1. Project Initialization

Create a new target project to keep your flink statements and pipelines (e.g. my-flink-app):

# Initialize project structure
shift_left project init <your-project> </path/to/your/folder>
# example 
shift_left project init my-flink-app $HOME/Code

You should get:

my-flink-app
├── README.md
├── docs
├── pipelines
   ├── common.mk
   ├── dimensions
   ├── facts
   ├── intermediates
   ├── sources
   └── views
├── sources
└── staging

2. Specific Setup

  • Copy your KSQL files to the sources directory:
# Copy KSQL files
cp *.ksql ${SRC_FOLDER}/
  • Optional To run locally on smaller model, download ollama, then install the qwen2.5-coder model:

    # select the size of the model according to your memory
    ollama pull qwen2.5-coder:32b
    ollama list
    

  • Create an Openrouter.ai api_key: https://openrouter.ai/, to get access to bigger models, like qwen/qwen3-coder:free which is free to use.

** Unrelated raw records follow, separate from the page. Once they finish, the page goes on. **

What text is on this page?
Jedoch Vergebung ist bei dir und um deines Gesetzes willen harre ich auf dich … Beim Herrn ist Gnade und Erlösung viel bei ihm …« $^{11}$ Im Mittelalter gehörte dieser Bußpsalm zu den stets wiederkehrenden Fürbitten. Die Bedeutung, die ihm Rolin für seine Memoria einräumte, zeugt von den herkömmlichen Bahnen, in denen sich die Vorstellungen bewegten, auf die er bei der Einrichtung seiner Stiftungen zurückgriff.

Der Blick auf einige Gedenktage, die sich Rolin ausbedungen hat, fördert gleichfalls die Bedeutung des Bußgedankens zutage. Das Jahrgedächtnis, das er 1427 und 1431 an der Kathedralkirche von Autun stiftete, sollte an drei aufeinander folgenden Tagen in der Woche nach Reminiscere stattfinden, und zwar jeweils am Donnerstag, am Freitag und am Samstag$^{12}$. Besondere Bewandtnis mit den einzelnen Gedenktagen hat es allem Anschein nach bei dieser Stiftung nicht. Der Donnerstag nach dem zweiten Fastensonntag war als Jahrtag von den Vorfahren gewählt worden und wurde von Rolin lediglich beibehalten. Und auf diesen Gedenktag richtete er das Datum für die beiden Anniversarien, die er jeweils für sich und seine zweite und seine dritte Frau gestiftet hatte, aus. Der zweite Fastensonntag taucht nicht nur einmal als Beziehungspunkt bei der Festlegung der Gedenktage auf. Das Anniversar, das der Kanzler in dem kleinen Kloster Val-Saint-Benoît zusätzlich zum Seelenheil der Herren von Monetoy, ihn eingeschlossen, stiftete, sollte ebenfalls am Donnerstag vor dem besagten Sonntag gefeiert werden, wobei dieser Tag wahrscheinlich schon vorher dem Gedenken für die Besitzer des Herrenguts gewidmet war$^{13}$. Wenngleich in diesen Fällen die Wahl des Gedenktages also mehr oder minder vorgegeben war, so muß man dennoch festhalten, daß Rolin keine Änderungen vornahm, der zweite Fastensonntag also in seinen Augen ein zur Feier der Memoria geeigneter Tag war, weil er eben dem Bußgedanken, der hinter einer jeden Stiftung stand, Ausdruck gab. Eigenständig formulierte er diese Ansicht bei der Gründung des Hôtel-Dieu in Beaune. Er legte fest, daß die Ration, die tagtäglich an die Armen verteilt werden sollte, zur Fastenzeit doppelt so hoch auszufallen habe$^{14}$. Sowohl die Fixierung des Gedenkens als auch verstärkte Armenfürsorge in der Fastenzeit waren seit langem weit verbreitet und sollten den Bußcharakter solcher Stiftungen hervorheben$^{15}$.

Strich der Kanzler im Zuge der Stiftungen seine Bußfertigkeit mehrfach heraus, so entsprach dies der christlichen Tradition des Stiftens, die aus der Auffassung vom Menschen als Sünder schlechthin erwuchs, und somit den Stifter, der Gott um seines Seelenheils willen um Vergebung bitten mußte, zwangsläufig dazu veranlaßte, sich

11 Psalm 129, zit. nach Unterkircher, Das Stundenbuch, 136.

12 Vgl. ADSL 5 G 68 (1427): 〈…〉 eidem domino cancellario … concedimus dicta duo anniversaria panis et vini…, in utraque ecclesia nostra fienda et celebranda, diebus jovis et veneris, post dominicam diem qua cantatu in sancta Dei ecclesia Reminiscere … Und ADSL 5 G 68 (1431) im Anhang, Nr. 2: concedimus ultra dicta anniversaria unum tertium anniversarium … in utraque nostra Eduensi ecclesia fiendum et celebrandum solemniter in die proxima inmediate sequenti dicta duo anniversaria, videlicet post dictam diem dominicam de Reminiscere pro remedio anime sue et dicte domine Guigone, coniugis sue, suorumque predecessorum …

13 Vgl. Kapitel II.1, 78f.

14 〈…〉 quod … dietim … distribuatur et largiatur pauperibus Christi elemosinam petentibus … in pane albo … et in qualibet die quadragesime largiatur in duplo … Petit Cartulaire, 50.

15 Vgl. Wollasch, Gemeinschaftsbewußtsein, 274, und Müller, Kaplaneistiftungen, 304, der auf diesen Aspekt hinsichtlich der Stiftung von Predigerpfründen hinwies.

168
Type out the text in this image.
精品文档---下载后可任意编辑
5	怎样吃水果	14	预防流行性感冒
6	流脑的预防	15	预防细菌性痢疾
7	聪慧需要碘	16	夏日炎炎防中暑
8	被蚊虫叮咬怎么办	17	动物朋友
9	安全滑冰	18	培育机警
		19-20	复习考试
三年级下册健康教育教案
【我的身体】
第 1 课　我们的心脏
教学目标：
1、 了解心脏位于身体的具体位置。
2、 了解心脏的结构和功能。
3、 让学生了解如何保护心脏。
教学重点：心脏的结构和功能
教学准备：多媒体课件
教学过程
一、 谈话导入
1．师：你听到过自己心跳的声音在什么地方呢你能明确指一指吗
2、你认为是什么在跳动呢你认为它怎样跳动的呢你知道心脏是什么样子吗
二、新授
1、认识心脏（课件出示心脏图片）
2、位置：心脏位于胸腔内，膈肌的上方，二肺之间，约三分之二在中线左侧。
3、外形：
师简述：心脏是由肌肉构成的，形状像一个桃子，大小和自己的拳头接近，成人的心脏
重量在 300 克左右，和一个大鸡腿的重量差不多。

  • Set environment variables:

3. Migration Execution

Basic Table Migration

# Migrate a simple table
shift_left table migrate basic_user_table $SRC_FOLDER/user-table.ksql $STAGING --source-type ksql 

The command generates:

# ├── staging/basic_user_table/sql-scripts
# │   ├── ddl.basic_user_table.sql     # Flink DDL
# │   ├── dml.basic_user_table.sql     # Flink DML (if any

4. Validation and Deployment

# Deploy to Confluent Cloud for Flink
cd ${STAGING}/basic_user_table

# Deploy DDL statements
make create_flink_ddl

# Deploy DML statements  
make create_flink_dml

5. Prepare for pipeline management

Flink statements have dependencies, so it is important to use shift_left to manage those dependencies:

  • Run after new table are created

    shift_left table build-inventory
    

  • Build all the metadata

    shift_left pipeline build-all-metadata 
    

  • Verify an execution plan

    shift_left pipeline build-execution-plan --table-name <>
    

6. Next

  • Organize the Flink statement into a pipeline folder may be using sources, intermediates, dimensions and facts classification. Think about data product. So a candidate hierarchy may look like

    my-flink-app
    
    ├── pipelines
       ├── common.mk
       ├── dimensions
          ├── data_product_a
       ├── facts
          ├── data_product_a
       ├── intermediates
          ├── data_product_a
       ├── sources
          ├── data_product_a
              ├── src_stream
                 ├── Makefile
                 ├── pipeline_definition.json
                 ├── sql-scripts
                    ├── ddl.src_stream.sql
                    └── dml.src_stream.sql
                 ├── tests
       ├── views
            └── data_product_a
    

  • Add unit tests per table (at least for the complex DML ones) (see test harness)

  • Add source data into the first tables of the pipeline
  • Verify the created records within the sink tables.